-- Stocks led lower by banks
-- Moody's downgrades, delay to Greece's second bailout weigh
-- Societe Generale, AXA shares drop after earnings
LONDON (Dow Jones)--European stocks slumped Thursday, led lower by banks, as investors faced another delay in securing Greece's second bailout and the prospect of further downgrades for the region's banks weighed on sentiment.
At 0845 GMT, the benchmark Stoxx Europe 600 index was down 0.9% at 261.84. Regionally, London's FTSE 100 and Paris's CAC-40 were also down 0.9%, at 5841.00 and 3360.88, respectively, while Frankfurt's DAX was 1.3% lower at 6671.30.
Bank shares took a hammering, with the Stoxx Europe 600 index for the sector down 2.2% after Moody's Investors Service placed various ratings of 114 financial institutions in 16 European countries on review for possible downgrade, pointing to banks' vulnerability to the euro-zone sovereign debt crisis. Among those affected were Barclays, BNP Paribas, Commerzbank, Credit Agricole, Deutsche Bank, HSBC, ING Group, Royal Bank of Scotland, Santander, Societe Generale and Unicredit.
Fourth-quarter earnings from Societe Generale added to the sector's woes Thursday. SocGen shares fell 3.6% after the company said net profit for the quarter tumbled 89% to EUR100 million, against expectations of a drop to EUR261 million. The bank said it took further write-downs on its Greek sovereign bonds and booked major losses on U.S. mortgage-backed securities. Commenting on the loss on mortgage-backed securities, Espirito Santo Investment Bank said: "This will be taken negatively as management has consistently tried to assure the market that an independent BlackRock valuation of the assets in the portfolio had implied a fair value higher than the current book value."
Sticking with financials, shares of French insurer AXA weren't faring too well either. The stock dropped 3.2% after its full-year results. AXA posted a 57% jump in net profit to EUR4.32 billion, but this was from a relatively low base and came in below analysts' expectations of EUR5.60 billion.

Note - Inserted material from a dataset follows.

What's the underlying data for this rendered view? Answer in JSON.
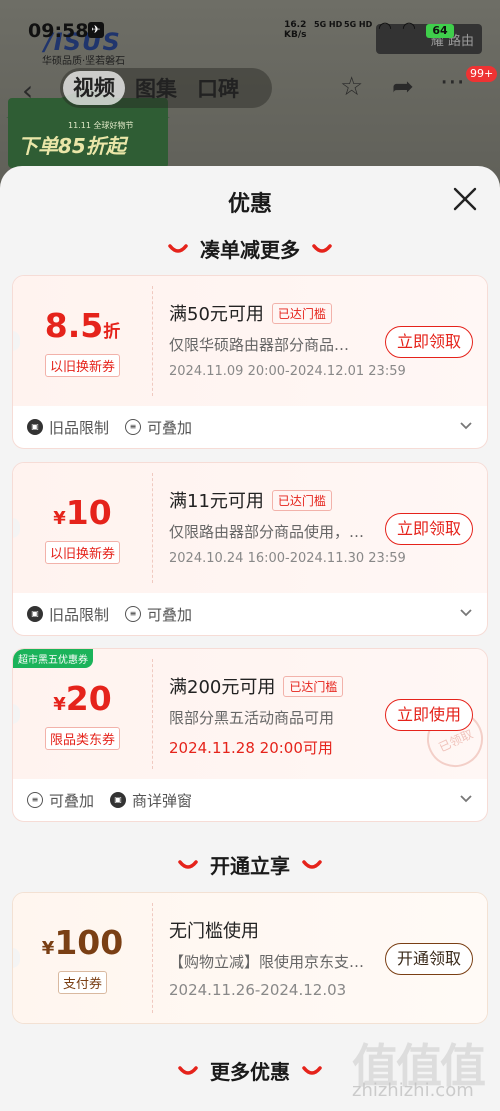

Meanwhile, worries about Greece continued to plague the market. Since the cancellation of Wednesday's meeting of euro-zone finance ministers, which has been put back to Monday, headlines about Greece have done little to inspire investor confidence. Euro-zone officials are considering a delay to all or part of Greece's second bailout package until after the country's general election, which is expected to take place in April. In order to avoid a default, however, a bridging loan is being considered, which would allow Greece to meet is EUR14.4 billion repayments by March 20.
"The official statement sounds encouraging that there will be a decision. However, it will not be an easy meeting," said ING. "There seems to be a high level of irritation and mistrust from an increasing number of euro-zone countries vis-a-vis the Greek. It looks as if more austerity measures alone will not do the deal."
It cannot be excluded that the euro zone will find a way to bridge Greece's March funding problems without agreeing on a second bailout package, said ING. "Maybe it is a bit too sceptical but even Monday's meeting might not yet bring the all-encompassing Greek package."
As far as economic data are concerned, the euro-zone calendar is looking pretty bare, so all eyes will be on the U.S., where initial jobless claims and housing starts are due at 1330 GMT and the Philadelphia Fed index is at 1500 GMT.
In Asia, stock markets also fell earlier Thursday. Japan's Nikkei Stock Average was off 0.1% in choppy trade, Australia's S&P/ASX 200 dropped 1.6%, South Korea's Kospi Composite fell 1.4%, Hong Kong's Hang Seng Index slipped 0.4%, and China's Shanghai Composite Index fell 0.2%.
In foreign exchange markets, the euro remained under pressure against dollar, weighed by worries about Greece and Moody's downgrades. At 0845 GMT, the single currency was fetching $1.2997, from $1.3068 late Wednesday in New York. The dollar was at Y78.72, from Y78.43.
Among commodities, spot gold was at $1,716.90 a troy ounce, down $11.90 from its New York settlement Wednesday. March Nymex crude oil futures were down 65 cents at $101.15 and Brent oil futures were down 30 cents at $118.63. The March bund contract was down 23 ticks at 139.32.